In 2005, she was asked to visit the Central Jail and take some personality classes there. “I really didn’t want to go, it seemed so frightening,” she admits, laughing.
Joyce sits at the Family Welfare Centre in Museum Road, where she conducts a course on marriage once a month. “It was on my fourth or fifth visit to the prison that I began to understand the convicts better. Criminals are not born, they are always made,” she says.
As Joyce slowly became accustomed to the ways of the prisoners, she began to appreciate some of them. “Most of the people in a prison are not professional murderers or burglars,” she points out. “About 60% of them have been dragged into this by some emotional trauma.”
The shock of being brought to prison brings with it an epiphany, which is usually very hard to deal with. “That’s when we need to be there for them,” she says.
For Joyce, counselling has no rules, there is no theory. “Every person is different and needs a special method. Then he will bloom. There is a reason for everything. My job is to help these people see it too.” Love and affection, she realised, was what they needed above all else.
This is so even after they are released. There is often no room for them in society and the social stigma can be severe. “That’s why I counsel them even after they are released,” says Joyce.
She recalls an ex con who, after spending 12 years in jail, came out only to realise nobody wanted to accept him. “He managed to get a job and has met a woman he wants to marry.

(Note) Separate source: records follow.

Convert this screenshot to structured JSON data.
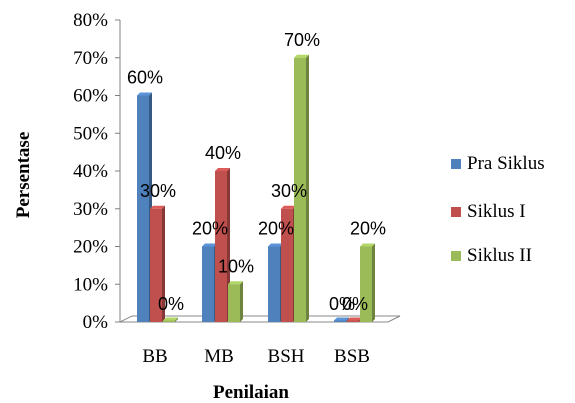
{
  "chart_data": {
    "type": "bar",
    "title": "",
    "xlabel": "Penilaian",
    "ylabel": "Persentase",
    "categories": [
      "BB",
      "MB",
      "BSH",
      "BSB"
    ],
    "ylim": [
      0,
      80
    ],
    "yticks": [
      "0%",
      "10%",
      "20%",
      "30%",
      "40%",
      "50%",
      "60%",
      "70%",
      "80%"
    ],
    "grid": false,
    "legend_position": "right",
    "series": [
      {
        "name": "Pra Siklus",
        "color": "#4F81BD",
        "values": [
          60,
          20,
          20,
          0
        ],
        "labels": [
          "60%",
          "20%",
          "20%",
          "0%"
        ]
      },
      {
        "name": "Siklus I",
        "color": "#C0504D",
        "values": [
          30,
          40,
          30,
          0
        ],
        "labels": [
          "30%",
          "40%",
          "30%",
          "0%"
        ]
      },
      {
        "name": "Siklus II",
        "color": "#9BBB59",
        "values": [
          0,
          10,
          70,
          20
        ],
        "labels": [
          "0%",
          "10%",
          "70%",
          "20%"
        ]
      }
    ]
  }
}
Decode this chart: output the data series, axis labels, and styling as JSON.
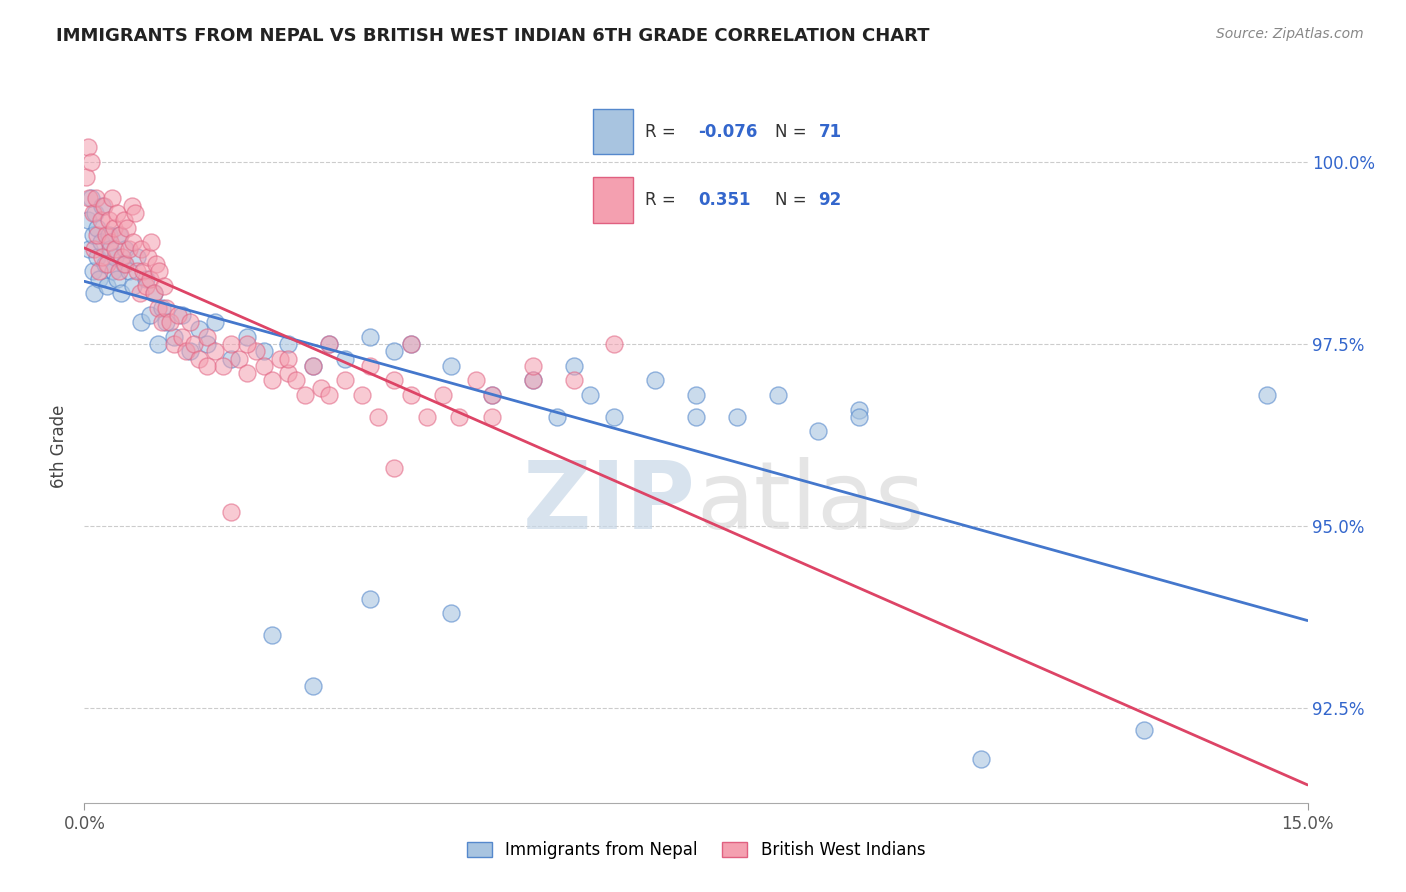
{
  "title": "IMMIGRANTS FROM NEPAL VS BRITISH WEST INDIAN 6TH GRADE CORRELATION CHART",
  "source": "Source: ZipAtlas.com",
  "ylabel": "6th Grade",
  "xmin": 0.0,
  "xmax": 15.0,
  "ymin": 91.2,
  "ymax": 101.0,
  "nepal_R": -0.076,
  "nepal_N": 71,
  "bwi_R": 0.351,
  "bwi_N": 92,
  "nepal_color": "#A8C4E0",
  "bwi_color": "#F4A0B0",
  "nepal_edge_color": "#5588CC",
  "bwi_edge_color": "#E06080",
  "nepal_line_color": "#4477CC",
  "bwi_line_color": "#DD4466",
  "watermark_zip": "ZIP",
  "watermark_atlas": "atlas",
  "ytick_vals": [
    92.5,
    95.0,
    97.5,
    100.0
  ],
  "ytick_labels": [
    "92.5%",
    "95.0%",
    "97.5%",
    "100.0%"
  ]
}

There are problems because her family knows about his past, but it looks like things will fall into place for them,” she says. These happy endings choke her up every time.

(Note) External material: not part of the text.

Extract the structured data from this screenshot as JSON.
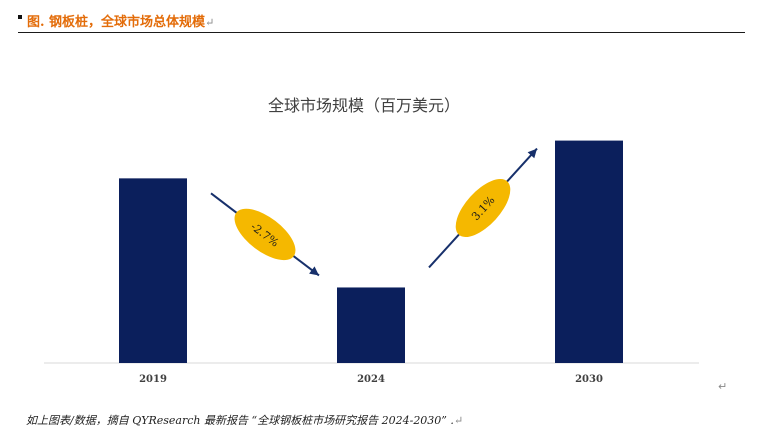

Her prison work doesn't end there. For years now, Joyce has been a regular at Premodaya and Suryodaya, shelters for girls and boys whose parents are serving life sentences.
Then there is Jeevodaya, a shelter for sex workers. To bring them back into the mainstream of society is no mean task. Easy money and a certain kind of glamour that goes with the job are strong attractions, more so when the alternative is working in a garment factory, earning a pittance.
The women need a spiritual turnaround that will help them come to terms with their lives. “Many of these women do pick themselves up, find jobs and get married. They have my phone number and call me in the middle of the night sometimes, if they need to.”
Finally, there are the children. Unhappy with their lot in life, angered by the unfairness of it all and embittered by the harsh struggle for survival, these kids are fierce rebels. For a ragpicker boy who manages to make a living with about Rs 80 a day, life is good. Drugs are easily available, as are prostitutes.
“Even children will visit prostitutes,” says Joyce. “Changing them is not easy at all. The Suryodaya brothers take them in, offer them good food and teach them some principles. We give them responsibility and slowly bring them out of their nefarious pasts.”
Persistence, patience and a belief in the innate goodness of every human being is what drives Joyce. The risks of her profession are obvious, but years of experience have helped Joyce hone her instincts beautifully. Her work transcends giving people food and shelter; she brings them the only thing that makes them want to carry on each morning with hope in their hearts - love.